Stone the builder who erects a house that falls on its occupants. Sever the hands of the criminal who pilfers livestock or grain or another's garment. Whip the child who defies an elder. For such is the law and the law must be obeyed.
For generations, these ironclad rules had governed the people. Nobody questioned whether it was right to humiliate a child or execute a murderer. An eye for an eye was the way of the world.
But was there another way?
When an antiquarian book is discovered in the disheveled study of an old Vermont farmhouse, the house's new owner has the volume translated. The result is "The Book of the Shepherd," a timeless story full of life lessons for us all.

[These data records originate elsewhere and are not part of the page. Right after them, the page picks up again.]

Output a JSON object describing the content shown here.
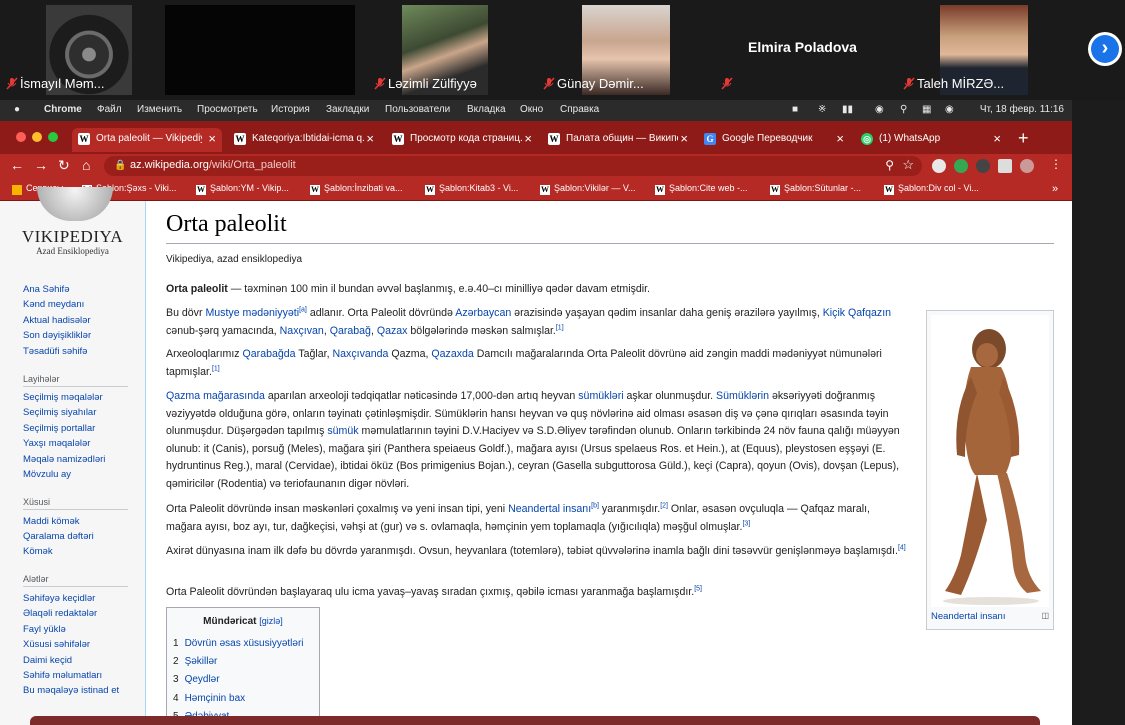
{
  "call": {
    "participants": [
      {
        "name": "İsmayıl Məm...",
        "video": "dark-portal"
      },
      {
        "name": "",
        "video": "black"
      },
      {
        "name": "Ləzimli Zülfiyyə",
        "video": "woman-scarf"
      },
      {
        "name": "Günay Dəmir...",
        "video": "woman"
      },
      {
        "name": "Elmira Poladova",
        "video": "none"
      },
      {
        "name": "Taleh MİRZƏ...",
        "video": "man-suit"
      }
    ],
    "next_label": "›"
  },
  "menubar": {
    "apple": "",
    "app": "Chrome",
    "items": [
      "Файл",
      "Изменить",
      "Просмотреть",
      "История",
      "Закладки",
      "Пользователи",
      "Вкладка",
      "Окно",
      "Справка"
    ],
    "clock": "Чт, 18 февр.  11:16"
  },
  "tabs": [
    {
      "favicon": "W",
      "title": "Orta paleolit — Vikipediya",
      "active": true
    },
    {
      "favicon": "W",
      "title": "Kateqoriya:İbtidai-icma q...",
      "active": false
    },
    {
      "favicon": "W",
      "title": "Просмотр кода страниц...",
      "active": false
    },
    {
      "favicon": "W",
      "title": "Палата общин — Википе...",
      "active": false
    },
    {
      "favicon": "G",
      "title": "Google Переводчик",
      "active": false
    },
    {
      "favicon": "◎",
      "title": "(1) WhatsApp",
      "active": false
    }
  ],
  "new_tab": "+",
  "address": {
    "host": "az.wikipedia.org",
    "path": "/wiki/Orta_paleolit"
  },
  "bookmarks": [
    "Сервисы",
    "Şablon:Şəxs - Viki...",
    "Şablon:YM - Vikip...",
    "Şablon:İnzibati va...",
    "Şablon:Kitab3 - Vi...",
    "Şablon:Vikilər — V...",
    "Şablon:Cite web -...",
    "Şablon:Sütunlar -...",
    "Şablon:Div col - Vi..."
  ],
  "wiki": {
    "wordmark": "VIKIPEDIYA",
    "tagline": "Azad Ensiklopediya",
    "nav": [
      "Ana Səhifə",
      "Kənd meydanı",
      "Aktual hadisələr",
      "Son dəyişikliklər",
      "Təsadüfi səhifə"
    ],
    "section_layihe": "Layihələr",
    "layihe": [
      "Seçilmiş məqalələr",
      "Seçilmiş siyahılar",
      "Seçilmiş portallar",
      "Yaxşı məqalələr",
      "Məqalə namizədləri",
      "Mövzulu ay"
    ],
    "section_xususi": "Xüsusi",
    "xususi": [
      "Maddi kömək",
      "Qaralama dəftəri",
      "Kömək"
    ],
    "section_aletler": "Alətlər",
    "aletler": [
      "Səhifəyə keçidlər",
      "Əlaqəli redaktələr",
      "Fayl yüklə",
      "Xüsusi səhifələr",
      "Daimi keçid",
      "Səhifə məlumatları",
      "Bu məqaləyə istinad et"
    ]
  },
  "article": {
    "title": "Orta paleolit",
    "subtitle": "Vikipediya, azad ensiklopediya",
    "p1_bold": "Orta paleolit",
    "p1": " — təxminən 100 min il bundan əvvəl başlanmış, e.ə.40–cı minilliyə qədər davam etmişdir.",
    "p2_a": "Bu dövr ",
    "p2_link1": "Mustye mədəniyyəti",
    "p2_sup1": "[a]",
    "p2_b": " adlanır. Orta Paleolit dövründə ",
    "p2_link2": "Azərbaycan",
    "p2_c": " ərazisində yaşayan qədim insanlar daha geniş ərazilərə yayılmış, ",
    "p2_link3": "Kiçik Qafqazın",
    "p2_d": " cənub-şərq yamacında, ",
    "p2_link4": "Naxçıvan",
    "p2_e": ", ",
    "p2_link5": "Qarabağ",
    "p2_f": ", ",
    "p2_link6": "Qazax",
    "p2_g": " bölgələrində məskən salmışlar.",
    "p2_sup2": "[1]",
    "p3_a": "Arxeoloqlarımız ",
    "p3_link1": "Qarabağda",
    "p3_b": " Tağlar, ",
    "p3_link2": "Naxçıvanda",
    "p3_c": " Qazma, ",
    "p3_link3": "Qazaxda",
    "p3_d": " Damcılı mağaralarında Orta Paleolit dövrünə aid zəngin maddi mədəniyyət nümunələri tapmışlar.",
    "p3_sup": "[1]",
    "p4_link1": "Qazma mağarasında",
    "p4_a": " aparılan arxeoloji tədqiqatlar nəticəsində 17,000-dən artıq heyvan ",
    "p4_link2": "sümükləri",
    "p4_b": " aşkar olunmuşdur. ",
    "p4_link3": "Sümüklərin",
    "p4_c": " əksəriyyəti doğranmış vəziyyətdə olduğuna görə, onların təyinatı çətinləşmişdir. Sümüklərin hansı heyvan və quş növlərinə aid olması əsasən diş və çənə qırıqları əsasında təyin olunmuşdur. Düşərgədən tapılmış ",
    "p4_link4": "sümük",
    "p4_d": " məmulatlarının təyini D.V.Haciyev və S.D.Əliyev tərəfindən olunub. Onların tərkibində 24 növ fauna qalığı müəyyən olunub: it (Canis), porsuğ (Meles), mağara şiri (Panthera speiaeus Goldf.), mağara ayısı (Ursus spelaeus Ros. et Hein.), at (Equus), pleystosen eşşəyi (E. hydruntinus Reg.), maral (Cervidae), ibtidai öküz (Bos primigenius Bojan.), ceyran (Gasella subguttorosa Güld.), keçi (Capra), qoyun (Ovis), dovşan (Lepus), qəmiricilər (Rodentia) və teriofaunanın digər növləri.",
    "p5_a": "Orta Paleolit dövründə insan məskənləri çoxalmış və yeni insan tipi, yeni ",
    "p5_link1": "Neandertal insanı",
    "p5_sup1": "[b]",
    "p5_b": " yaranmışdır.",
    "p5_sup2": "[2]",
    "p5_c": " Onlar, əsasən ovçuluqla — Qafqaz maralı, mağara ayısı, boz ayı, tur, dağkeçisi, vəhşi at (gur) və s. ovlamaqla, həmçinin yem toplamaqla (yığıcılıqla) məşğul olmuşlar.",
    "p5_sup3": "[3]",
    "p6": "Axirət dünyasına inam ilk dəfə bu dövrdə yaranmışdı. Ovsun, heyvanlara (totemlərə), təbiət qüvvələrinə inamla bağlı dini təsəvvür genişlənməyə başlamışdı.",
    "p6_sup": "[4]",
    "p7": "Orta Paleolit dövründən başlayaraq ulu icma yavaş–yavaş sıradan çıxmış, qəbilə icması yaranmağa başlamışdır.",
    "p7_sup": "[5]"
  },
  "infobox": {
    "caption": "Neandertal insanı",
    "image": "neanderthal-illustration"
  },
  "toc": {
    "title": "Mündəricat",
    "hide": "[gizlə]",
    "items": [
      {
        "n": "1",
        "label": "Dövrün əsas xüsusiyyətləri"
      },
      {
        "n": "2",
        "label": "Şəkillər"
      },
      {
        "n": "3",
        "label": "Qeydlər"
      },
      {
        "n": "4",
        "label": "Həmçinin bax"
      },
      {
        "n": "5",
        "label": "Ədəbiyyat"
      }
    ]
  },
  "colors": {
    "chrome_theme": "#b52a25",
    "tab_bar": "#8e1b17",
    "wiki_link": "#0645ad"
  }
}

Set in a mythical time, in an unnamed land, "The Book of the Shepherd" tells the tale of a shepherd, Joshua, who is troubled by the harsh code of "an eye for an eye" that governs his world. Called by a dream, the shepherd sets off on a journey to find "the new way."
Accompanied by Elizabeth, a former slave who is kind and generous, and David, a boy who must learn to walk in new shoes, the shepherd knows that "an age of miracles" will come when the new way is found.
But the journey is not without incident. En route to a cave near the Great Inland Sea, the travelers meet a cast of extraordinary characters, including the Storyteller, the Apothecary, the Blind Man, and the Stranger. Each imparts an important lesson that pushes the travelers toward their destiny. At the cave, Joshua must see if he can bring forth secrets long buried. But he, Elizabeth, and David will also discover that sometimes what we have been searching for has been inside us all along.